A minha ideia inicial para essa primeira investigação foi a de realizar um trabalho sobre migrantes chineses. Rapidamente compreendi, contudo, que, apesar de frequentar um curso de língua e cultura chinesas, e de ter estabelecido contactos esporádicos com alguns chineses, as dificuldades de comunicação eram excessivas para que conseguisse levar a bom termo um trabalho de investigação.

Assim, optei por adiar esse projeto e, um ano mais tarde, fui estudar língua chinesa para Pequim. Esse foi o meu primeiro contacto com a China. Nessa época, as informações de que dispunha sobre a China atual eram escassas. Eu lera algumas etnografias sobre contextos chineses fora da China continental e outras tantas obras de história geral da China, mas, poucos dias depois de chegar, constatei que a ideia que eu construíra sobre a China pós-maoista era confusa, muito contraditória e pouca relação tinha com aquilo que eu observava. Os primeiros tempos foram dominados por uma admiração e estranheza perante tudo o que testemunhava.
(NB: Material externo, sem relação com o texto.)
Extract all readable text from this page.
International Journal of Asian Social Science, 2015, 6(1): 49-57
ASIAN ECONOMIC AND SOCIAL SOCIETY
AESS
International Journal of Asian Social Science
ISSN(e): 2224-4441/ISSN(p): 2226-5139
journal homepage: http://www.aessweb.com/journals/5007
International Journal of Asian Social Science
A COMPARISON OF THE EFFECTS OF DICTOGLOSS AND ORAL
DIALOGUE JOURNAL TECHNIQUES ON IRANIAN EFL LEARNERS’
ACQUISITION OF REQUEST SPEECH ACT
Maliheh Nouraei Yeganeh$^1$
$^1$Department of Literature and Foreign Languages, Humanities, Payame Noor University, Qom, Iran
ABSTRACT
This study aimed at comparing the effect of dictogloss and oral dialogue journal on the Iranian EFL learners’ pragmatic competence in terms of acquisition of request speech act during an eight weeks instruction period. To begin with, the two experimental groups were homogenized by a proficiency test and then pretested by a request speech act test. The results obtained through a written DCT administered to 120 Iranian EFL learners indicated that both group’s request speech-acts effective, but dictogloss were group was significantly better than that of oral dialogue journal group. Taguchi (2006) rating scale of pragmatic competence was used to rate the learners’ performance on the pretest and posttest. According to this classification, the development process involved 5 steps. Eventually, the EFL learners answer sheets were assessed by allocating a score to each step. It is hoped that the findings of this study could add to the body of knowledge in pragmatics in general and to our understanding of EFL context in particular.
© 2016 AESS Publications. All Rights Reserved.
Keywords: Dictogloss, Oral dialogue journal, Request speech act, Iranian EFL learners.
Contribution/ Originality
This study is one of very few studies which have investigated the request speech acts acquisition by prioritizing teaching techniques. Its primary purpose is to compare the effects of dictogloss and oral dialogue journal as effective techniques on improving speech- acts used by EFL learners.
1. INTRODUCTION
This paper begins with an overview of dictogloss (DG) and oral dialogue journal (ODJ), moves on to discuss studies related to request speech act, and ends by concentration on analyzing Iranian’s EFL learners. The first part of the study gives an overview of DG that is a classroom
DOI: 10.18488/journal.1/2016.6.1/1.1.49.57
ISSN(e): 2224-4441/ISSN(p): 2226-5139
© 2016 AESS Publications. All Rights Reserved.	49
As minhas experiências de viagem até então tinham sido limitadas à Europa e, pela primeira vez, deparou-se-me o facto de ser fisicamente diferente da maioria das pessoas que habitavam o espaço social que me rodeava, e vista como estrangeira, ocidental, europeia. Esta perceção da diferença começou por chegar de modo muito evidente pelas reações comportamentais das pessoas à minha presença em locais de comércio e nos transportes públicos. Estas reações alternavam entre a curiosidade e o tratamento diferenciado pela negativa.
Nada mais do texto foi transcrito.